Üzerime bir salaş tshirt, altıma da keten bir pantolon geçirdikten sonra sırt çantamı da alıp evden ayrıldım. İş aramayı okuldan sonrasına bırakmıştım. Çünkü bugün dans dersinden sonra Edis ile konuşup onu sokakta dans etmeye, para kazanabilme ihtimalimize davet edecektim. Kabul edeceğini pek sanmıyordum fakat pek de umurumda değildi. Ne Edis'e, ne de Ada'ya ihtiyacım vardı. Bu dans illa grupça mı yapılıyordu, tabi ki de hayır. Solo dans eder, bir şansımı denerdim. Fakat Edis'in dansta olan yeteneğini, birlikten kuvvet doğar ideolojisini bir kenara bırakmakta ahmaklık olurdu. "Ah be Edis. Ne olur evet desen ya!" diye söylendim metro aracından inerken.

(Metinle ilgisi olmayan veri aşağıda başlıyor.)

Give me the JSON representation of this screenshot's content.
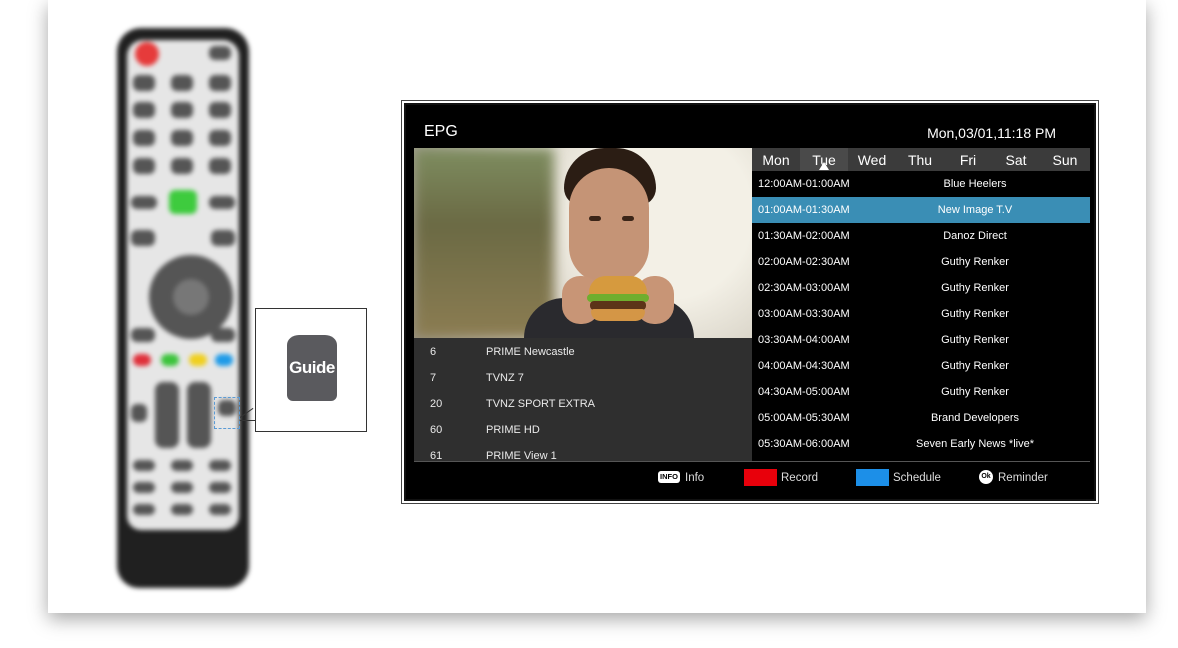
{
  "callout": {
    "key_label": "Guide"
  },
  "epg": {
    "title": "EPG",
    "datetime": "Mon,03/01,11:18 PM",
    "days": [
      "Mon",
      "Tue",
      "Wed",
      "Thu",
      "Fri",
      "Sat",
      "Sun"
    ],
    "selected_day": "Tue",
    "channels": [
      {
        "number": "6",
        "name": "PRIME Newcastle"
      },
      {
        "number": "7",
        "name": "TVNZ 7"
      },
      {
        "number": "20",
        "name": "TVNZ SPORT EXTRA"
      },
      {
        "number": "60",
        "name": "PRIME HD"
      },
      {
        "number": "61",
        "name": "PRIME View 1"
      }
    ],
    "programs": [
      {
        "time": "12:00AM-01:00AM",
        "title": "Blue Heelers"
      },
      {
        "time": "01:00AM-01:30AM",
        "title": "New Image T.V"
      },
      {
        "time": "01:30AM-02:00AM",
        "title": "Danoz Direct"
      },
      {
        "time": "02:00AM-02:30AM",
        "title": "Guthy Renker"
      },
      {
        "time": "02:30AM-03:00AM",
        "title": "Guthy Renker"
      },
      {
        "time": "03:00AM-03:30AM",
        "title": "Guthy Renker"
      },
      {
        "time": "03:30AM-04:00AM",
        "title": "Guthy Renker"
      },
      {
        "time": "04:00AM-04:30AM",
        "title": "Guthy Renker"
      },
      {
        "time": "04:30AM-05:00AM",
        "title": "Guthy Renker"
      },
      {
        "time": "05:00AM-05:30AM",
        "title": "Brand Developers"
      },
      {
        "time": "05:30AM-06:00AM",
        "title": "Seven Early News *live*"
      }
    ],
    "selected_program": "New Image T.V",
    "footer": {
      "info_badge": "INFO",
      "info": "Info",
      "record": "Record",
      "schedule": "Schedule",
      "ok_badge": "Ok",
      "reminder": "Reminder"
    },
    "colors": {
      "record": "#e8000b",
      "schedule": "#1c8fe8",
      "highlight": "#3a8eb5"
    }
  }
}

Ağır adımlarla yürüyüp öğrenci kartımı güvenlik görevlisine gösterip kampüsün içerisine girdim. Voleybol oynayan gençlerin yanından geçip kantine doğru ilerledim. Bu esnada kantinden çıkan Ada, beni görünce yarı yürür yarı koşar adım ile yanıma geldi ve gülümseyerek,

"Benim balım gelmişşşş!" sımsıkı sarıldı. Sarılmasına karşılık verdim.

"Nasılsın?" dedim, neşeli bir ses tonu ile. Ada'yı görmek beni cidden neşelendiriyordu.

"İyiyim, hadi gel. Dans dersimiz var. Gidip hazırlanalım."

"İyi de, fizik dersimiz?" dedim.

"Ya boş ver. Ders notlarını alırız sonra." diyerek koluma girdi ve beni dans dersimizin olduğu spor salonuna doğru götürmeye başladı.

Direnmedim. Fizik dersine girmek istemiyordum. Hocamız tam anlamıyla ahmağın tekiydi resmen. Ders yerine bize lise yıllarında yaptığı çapkınlıkları anlatır, son beş dakika da tahtaya bir şeyler karalar, çıkar giderdi. Dersler kısa ve boş geçtiği için bu durum sınıftaki çoğu kişinin hoşuna giderdi. Fakat bu durumdan şikayetçi olan, ders işlemediği için hocayı rektörlüğe şikayet eden öğrencilerin sayısı da azımsanmayacak kadar çoktu.